Thursday, December 17, 2009

WASHINGTON (AP) — A warning to delegates in Copenhagen: If you’re looking for President Barack Obama to cave to pressure and deepen U.S. efforts to curb greenhouse gases, don’t bet on it.

Obama, like most world leaders, is constrained by tough politics at home. And that makes it tougher for the summit to produce meaningful pollution cuts.

U.S. officials stressed Wednesday that when Obama travels to the climate conference in Denmark this week, he won’t bring anything to the talks beyond Washington’s already stated goals: to commit to reducing greenhouse gases by 17 percent from 2005 levels by 2020 and to pay a “fair share” into a $10 billion fund to help developing countries deal with climate change.

Developing countries have called on the United States and Europe, which are responsible for most of the greenhouse gases that have gone into the atmosphere in past years, to make much deeper cuts in the short term — by at least 34 percent from 2005 emission levels by 2020. Those are reductions far beyond what members of Congress — even those supporting climate legislation — say they will accept.

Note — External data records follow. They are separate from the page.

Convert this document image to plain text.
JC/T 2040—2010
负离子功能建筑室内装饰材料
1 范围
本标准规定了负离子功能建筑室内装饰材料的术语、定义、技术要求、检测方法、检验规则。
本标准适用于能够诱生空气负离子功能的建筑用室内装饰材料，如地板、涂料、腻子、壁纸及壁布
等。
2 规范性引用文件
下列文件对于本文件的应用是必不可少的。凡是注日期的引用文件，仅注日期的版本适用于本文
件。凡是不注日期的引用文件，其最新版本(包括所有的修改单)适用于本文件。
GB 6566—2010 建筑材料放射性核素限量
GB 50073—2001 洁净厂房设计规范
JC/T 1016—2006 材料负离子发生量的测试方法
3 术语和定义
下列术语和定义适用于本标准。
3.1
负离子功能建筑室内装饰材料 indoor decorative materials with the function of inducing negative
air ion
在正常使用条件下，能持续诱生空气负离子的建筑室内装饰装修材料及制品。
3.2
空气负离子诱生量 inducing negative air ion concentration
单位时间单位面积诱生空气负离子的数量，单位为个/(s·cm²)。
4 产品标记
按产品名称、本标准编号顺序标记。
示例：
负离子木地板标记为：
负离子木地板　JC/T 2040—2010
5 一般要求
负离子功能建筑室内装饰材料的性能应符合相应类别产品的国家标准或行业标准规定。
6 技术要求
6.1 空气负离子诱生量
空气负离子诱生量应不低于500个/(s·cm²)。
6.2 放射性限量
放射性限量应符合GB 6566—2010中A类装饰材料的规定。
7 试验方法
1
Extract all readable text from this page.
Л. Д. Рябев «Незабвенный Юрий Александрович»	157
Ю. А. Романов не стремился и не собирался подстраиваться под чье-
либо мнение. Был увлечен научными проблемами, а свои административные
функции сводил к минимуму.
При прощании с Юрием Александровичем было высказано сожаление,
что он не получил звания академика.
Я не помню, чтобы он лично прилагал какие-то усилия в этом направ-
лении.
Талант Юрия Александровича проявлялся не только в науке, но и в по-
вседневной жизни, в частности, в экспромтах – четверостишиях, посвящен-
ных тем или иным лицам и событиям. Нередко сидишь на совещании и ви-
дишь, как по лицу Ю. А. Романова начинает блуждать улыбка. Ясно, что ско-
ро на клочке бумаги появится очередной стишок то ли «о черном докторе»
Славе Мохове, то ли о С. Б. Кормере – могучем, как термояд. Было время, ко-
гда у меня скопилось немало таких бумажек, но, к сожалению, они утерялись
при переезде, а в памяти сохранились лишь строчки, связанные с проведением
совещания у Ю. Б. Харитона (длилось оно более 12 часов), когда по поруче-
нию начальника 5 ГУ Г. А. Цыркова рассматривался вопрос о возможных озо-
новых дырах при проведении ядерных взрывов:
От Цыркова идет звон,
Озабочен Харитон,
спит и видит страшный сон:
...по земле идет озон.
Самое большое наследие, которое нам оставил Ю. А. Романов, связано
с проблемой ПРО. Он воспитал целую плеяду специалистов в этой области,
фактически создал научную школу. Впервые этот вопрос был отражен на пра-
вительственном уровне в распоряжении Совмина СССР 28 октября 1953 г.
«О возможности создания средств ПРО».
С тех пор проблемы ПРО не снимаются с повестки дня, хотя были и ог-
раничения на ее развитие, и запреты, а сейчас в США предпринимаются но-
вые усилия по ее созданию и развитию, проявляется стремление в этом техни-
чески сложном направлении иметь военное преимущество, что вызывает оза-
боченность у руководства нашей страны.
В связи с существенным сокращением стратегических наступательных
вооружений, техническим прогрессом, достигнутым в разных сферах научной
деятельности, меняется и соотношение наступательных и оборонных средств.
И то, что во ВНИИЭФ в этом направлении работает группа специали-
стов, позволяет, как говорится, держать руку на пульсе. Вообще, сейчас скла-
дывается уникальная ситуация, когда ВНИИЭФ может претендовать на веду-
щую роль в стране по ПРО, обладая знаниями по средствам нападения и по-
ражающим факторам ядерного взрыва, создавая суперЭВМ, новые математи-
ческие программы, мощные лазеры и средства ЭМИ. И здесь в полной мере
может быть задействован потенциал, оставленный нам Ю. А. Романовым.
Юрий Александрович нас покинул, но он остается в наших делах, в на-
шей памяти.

“We don’t want to promise something we don’t have,” Todd Stern, chief of the U.S. delegation to the climate conference, told reporters this week in Copenhagen. He said he did not anticipate any change in the U.S. commitment.

Said Rep. Edward Markey, D-Mass., a co-author of a climate bill already passed by the House: The president “is not going to go further. ... The words he is going to use are the same words he has been using for the last two weeks.”

For Obama, it’s something of a juggling act: On the one hand, he wants to present a strong case to the world that after eight years of relative inaction by the Bush administration, the United States is ready to tackle the climate issue head-on, but he also is fully aware of the political and economic realities back home.

Stern and other administration officials have said frequently they do not want to repeat the mistake of Kyoto, where the United States was key in hammering out a climate accord, only to see President Bill Clinton decline to submit it to the Senate for ratification for fear of its being rejected. Later, it was discarded altogether by President George W. Bush.

Any emissions-reduction targets — and commitments to financing — will have to be backed up by a Congress that is skittish about passing new mandates for heat- trapping gases in the midst of a recession and is concerned that other countries that don’t follow suit will out-compete the U.S. in a global marketplace.

But Obama is not alone in facing conflicting domestic and international priorities.

China has refused even to discuss actually reducing its current greenhouse-gas pollution because that would go contrary to the country’s rapid pace of economic growth. It says it will cut emissions as a percentage of future economic growth but has balked at international verification and monitoring, calling that a threat to its sovereignty. Instead, it prefers to act as its own watchdog on compliance.